In contrast to FUS, CPEB4 clusters grow very slowly with increasing protein concentration, with negligible cluster tension energy even close to LLPS. This system is also significantly more concentrated, with the CPEB4 concentration in the cluster regime (that precedes LLPS) being two orders of magnitude larger than that of FUS and the other proteins in the FET family (100 μM for CPEB4 versus 3 μM for FUS). In addition, EPR experiments showed that the fractions of proteins distributed among the core, shell, and dispersed monomers do not change abruptly at LLPS^5,11, suggesting that the clusters remain intact during the transition. We, therefore, propose that for the paradigm of CPEB4 (above their CAC), LLPS will occur via aggregation (in contrast with fusion) of existing clusters at a critical concentration \({C}_{{sat}}\) (Fig. 5B). A similar process was proposed to occur when the concentration of CPEB4 was held constant, but the temperature changed¹¹. However, this hypothesis remains to be experimentally validated through more in-depth structural analysis of macroscopic CPEB4 condensates.

It is also possible that the protein configuration at the core of the clusters we consider here is not the ‘true’ free energy minimum and that the cluster core ‘age’, as seen in macroscopic FUS LLPS domains³⁷. Some evidence for this came from Cabau and colleagues²⁷ who reported a progressive increase in CPEB4 cluster size from 55 to 90 nm over 15 h, accompanied by a rise in the polydispersity index. They proposed that these multimers evolve into mesoscopic condensates, comparable to those observed by optical microscopy but significantly smaller. However, due to the limitations in physically characterizing these structures, the authors classified them as distinct species. We believe that the identity and nature of these evolving species remain an open question and should be investigated in greater detail before applying our theoretical framework to them.

To conclude, we have presented a theoretical model to describe the size distribution of protein clusters that precede LLPS and used it to analyze new and existing experimental data in vitro.

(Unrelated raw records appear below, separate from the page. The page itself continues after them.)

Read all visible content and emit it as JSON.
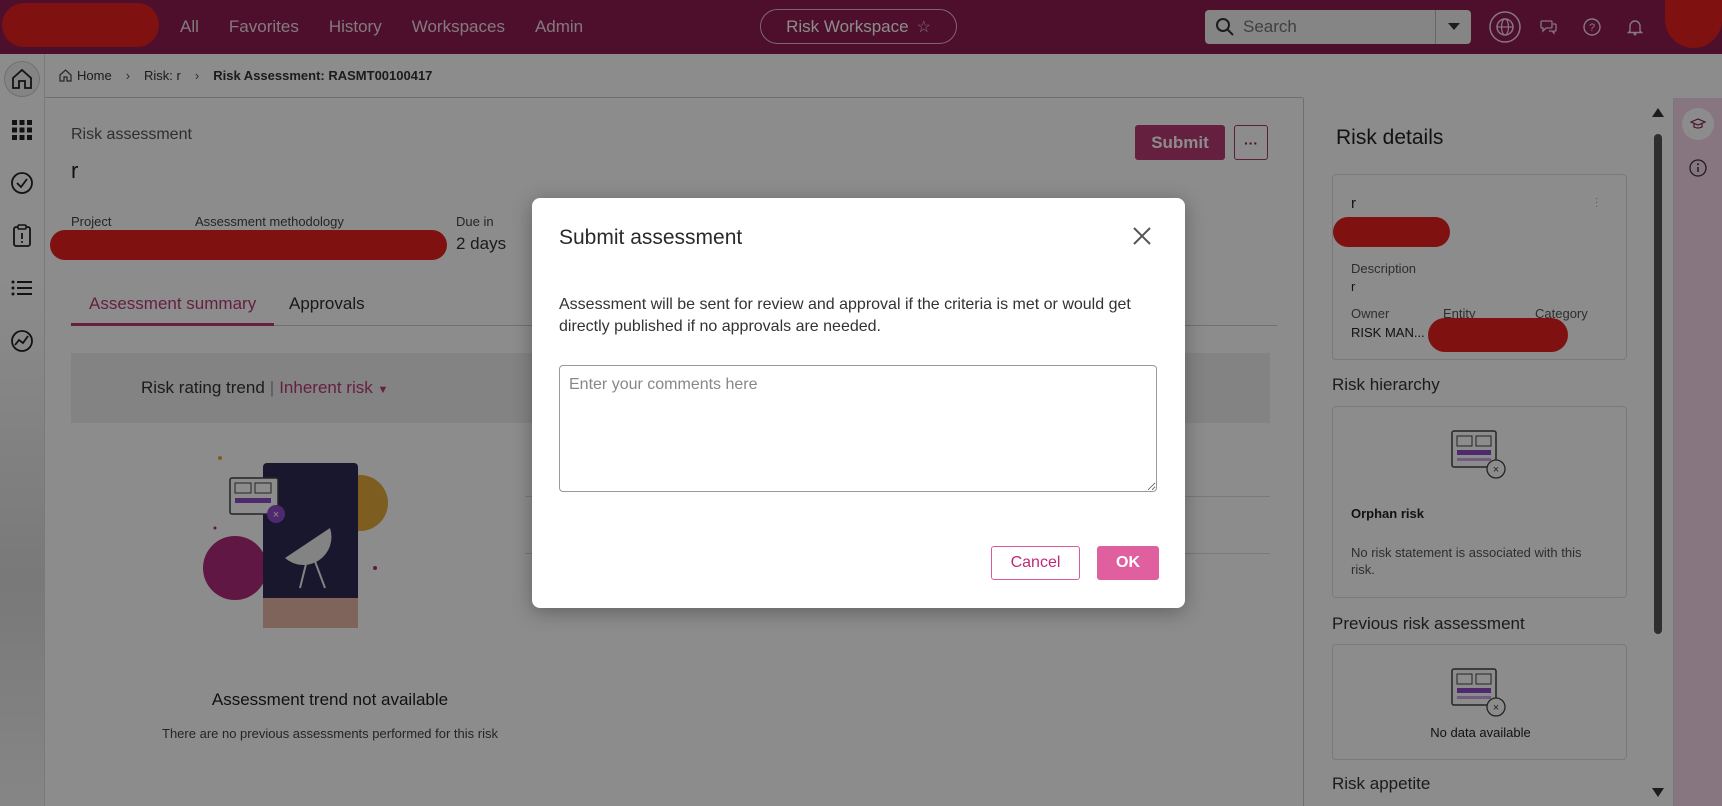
{
  "nav": {
    "links": [
      "All",
      "Favorites",
      "History",
      "Workspaces",
      "Admin"
    ],
    "workspace_label": "Risk Workspace",
    "search_placeholder": "Search"
  },
  "breadcrumb": {
    "home": "Home",
    "risk": "Risk: r",
    "current": "Risk Assessment: RASMT00100417"
  },
  "main": {
    "label": "Risk assessment",
    "title": "r",
    "submit_label": "Submit",
    "more_label": "···",
    "meta": {
      "project_label": "Project",
      "methodology_label": "Assessment methodology",
      "due_label": "Due in",
      "due_value": "2 days"
    },
    "tabs": [
      "Assessment summary",
      "Approvals"
    ],
    "trend": {
      "label": "Risk rating trend",
      "separator": "|",
      "selected": "Inherent risk"
    },
    "empty_title": "Assessment trend not available",
    "empty_sub": "There are no previous assessments performed for this risk"
  },
  "right_panel": {
    "title": "Risk details",
    "card": {
      "name": "r",
      "description_label": "Description",
      "description_value": "r",
      "owner_label": "Owner",
      "owner_value": "RISK MAN...",
      "entity_label": "Entity",
      "category_label": "Category"
    },
    "hierarchy": {
      "title": "Risk hierarchy",
      "card_title": "Orphan risk",
      "card_text": "No risk statement is associated with this risk."
    },
    "previous": {
      "title": "Previous risk assessment",
      "text": "No data available"
    },
    "appetite_title": "Risk appetite"
  },
  "dialog": {
    "title": "Submit assessment",
    "message": "Assessment will be sent for review and approval if the criteria is met or would get directly published if no approvals are needed.",
    "placeholder": "Enter your comments here",
    "cancel_label": "Cancel",
    "ok_label": "OK"
  },
  "colors": {
    "brand": "#8c1c4f",
    "accent": "#b93b76",
    "ok_button": "#e0609f"
  }
}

We propose that a similar approach could be used to model the behavior of condensates in vivo as well as other condensate geometries, such as recently observed fibrils in certain FUS clusters²⁸ and Ebola-induced condensates^38,39. Direct measurement and modeling of the protein at the amino acid level, which requires other techniques, are certainly of interest to verify our mesoscale approach.

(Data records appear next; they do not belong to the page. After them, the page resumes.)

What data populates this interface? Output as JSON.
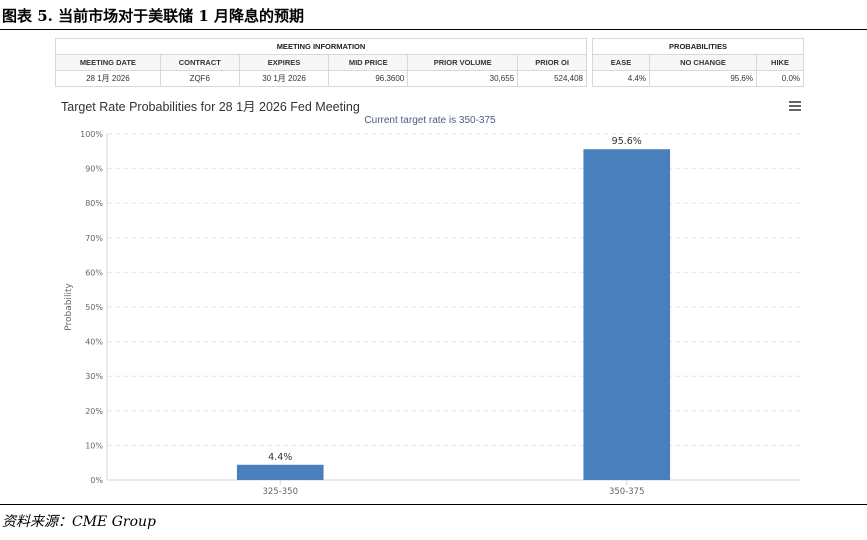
{
  "figure_title": "图表 5. 当前市场对于美联储 1 月降息的预期",
  "source": "资料来源：CME Group",
  "meeting_info": {
    "header": "MEETING INFORMATION",
    "columns": [
      "MEETING DATE",
      "CONTRACT",
      "EXPIRES",
      "MID PRICE",
      "PRIOR VOLUME",
      "PRIOR OI"
    ],
    "values": [
      "28 1月 2026",
      "ZQF6",
      "30 1月 2026",
      "96.3600",
      "30,655",
      "524,408"
    ]
  },
  "probabilities": {
    "header": "PROBABILITIES",
    "columns": [
      "EASE",
      "NO CHANGE",
      "HIKE"
    ],
    "values": [
      "4.4%",
      "95.6%",
      "0.0%"
    ]
  },
  "chart_header": {
    "title": "Target Rate Probabilities for 28 1月 2026 Fed Meeting",
    "subtitle": "Current target rate is 350-375",
    "menu_icon": "hamburger-menu-icon"
  },
  "chart_data": {
    "type": "bar",
    "categories": [
      "325-350",
      "350-375"
    ],
    "values": [
      4.4,
      95.6
    ],
    "data_labels": [
      "4.4%",
      "95.6%"
    ],
    "ylabel": "Probability",
    "ylim": [
      0,
      100
    ],
    "yticks": [
      0,
      10,
      20,
      30,
      40,
      50,
      60,
      70,
      80,
      90,
      100
    ],
    "ytick_labels": [
      "0%",
      "10%",
      "20%",
      "30%",
      "40%",
      "50%",
      "60%",
      "70%",
      "80%",
      "90%",
      "100%"
    ],
    "grid": true,
    "bar_color": "#4a7fbd"
  }
}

The main novelty of our proposed theory lies in the extraction of the ultra-low tension of the clusters from their size distribution, as well as the cluster bending rigidity and spontaneous curvature, all of which are attributed to the amphiphilic conformation of the protein at the interface of the cluster core and the solvent. These properties should be considered when analyzing and modeling membrane-less organelles’ equilibrium shapes and kinetics, such as fusion, fission, and shaping processes.